Proponowany przez Danię “kompromis” w zakresie kontroli czatu w teorii usuwa nakaz skanowania wiadomości, ale wprowadza obowiązkowe środki ograniczające ryzyko. To sposób na wprowadzenie inwigilacji tylnymi drzwiami.
Dokument Rady Unii Europejskiej z dnia 30 października 2025 r. zawiera sformułowaną przez Danię propozycję zmian w rozporządzeniu mającym na celu zapobieganie i zwalczanie niegodziwego traktowania dzieci na tle seksualnym w internecie (CSAM). Dania twierdzi, że to kompromis, który ma zażegnać spór wokół regulacji potocznie nazywanej “kontrolą czatu”. Na łamach TECHSPRESSO.CAFE można o niej przeczytać więcej m.in. w tym tekście.
Dlaczego kontrola czatu budzi obawy?
Przypomnijmy – w pierwotnym projekcie regulacji, zakładano nałożenie obowiązku wykrywania, zgłaszania i usuwania materiałów CSAM na dostawców usług online takich jak np. komunikatory internetowe. Powstać miało także unijne centrum ds. zwalczania niegodziwego traktowania dzieci.
Taka wersja projektu nie uzyskała jednak wystarczającego poparcia wśród państw członkowskich Unii Europejskiej. Proponowane przepisy były też żywo krytykowane przez organizacje działające na rzecz praw człowieka w świecie cyfrowym oraz aktywistów broniących prywatności w sieci – bo ich wdrożenie de facto prowadziło do wdrożenia zinstytucjonalizowanej inwigilacji i nadzoru nad korespondencją 450 mln obywateli UE.
Dodatkowo, taka wersja przepisów prowadziła do założenia, że absolutnie wszyscy są podejrzani – a jeśli ktoś nie chce być uważany za potencjalnego pedofila i przestępcę, nie powinien mieć nic do ukrycia i sprzeciwiać się kontroli czatu.

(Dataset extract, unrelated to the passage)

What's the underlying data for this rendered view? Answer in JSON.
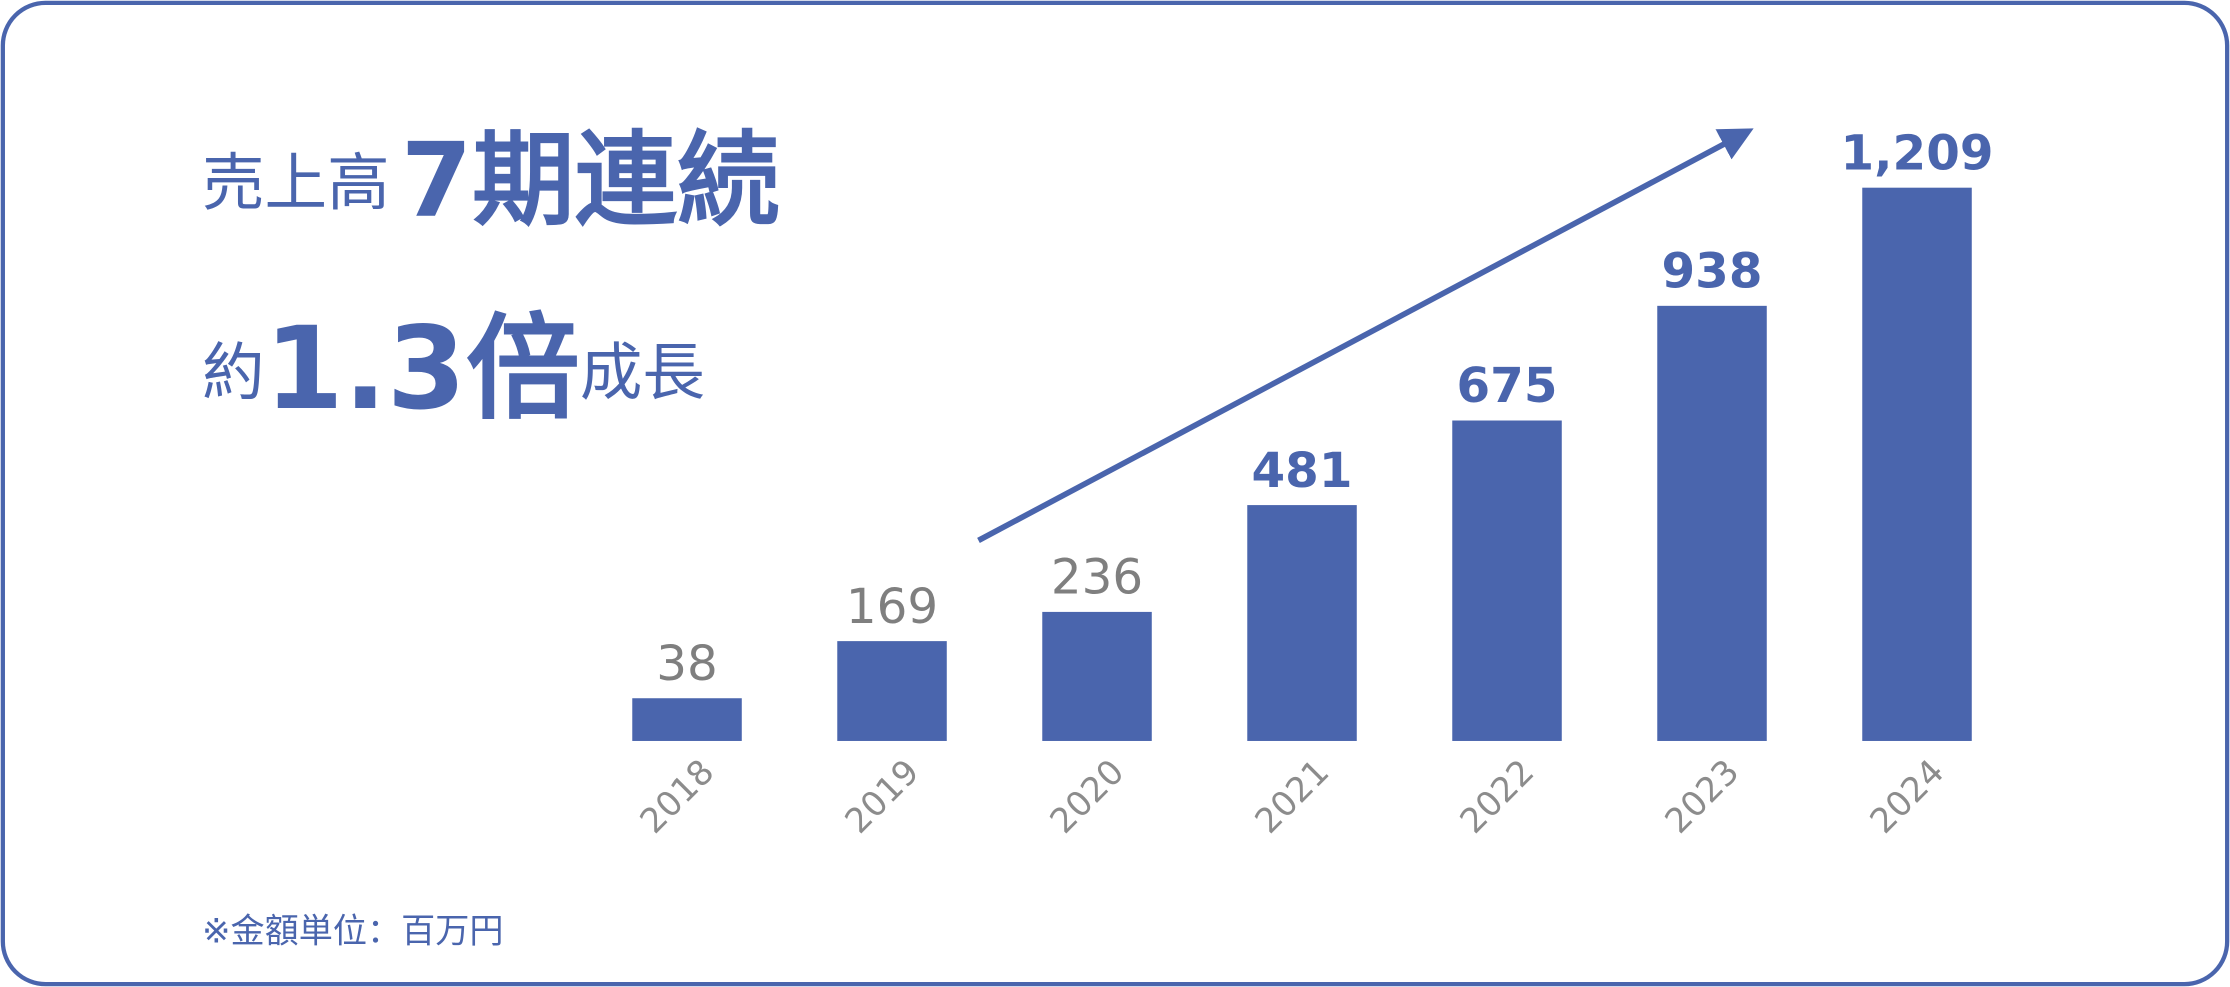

To pogwałcenie podstawowych zasad myślenia o praworządności w demokratycznym ustroju, dlatego poprzednia wersja projektu była krytykowana m.in. ze względu na brak proporcjonalności środków podejmowanych celem przeciwdziałania przestępczości wobec dzieci w internecie, jak i osłabienie cyberbezpieczeństwa lub też wywieranie negatywnego wpływu na pracę dziennikarzy czy np. rolę sygnalistów przez efekt mrożący wynikający z obaw o nadużycia środków inwigilacji.
Nowe podejście – zgniły kompromis
Po zmianach, utrzymane ma zostać wspomniane już centrum ds. zwalczania niegodziwego traktowania dzieci, jednak z nowej wersji przepisów usunięto zapisy dotyczące obowiązkowej detekcji materiałów naruszających prawo.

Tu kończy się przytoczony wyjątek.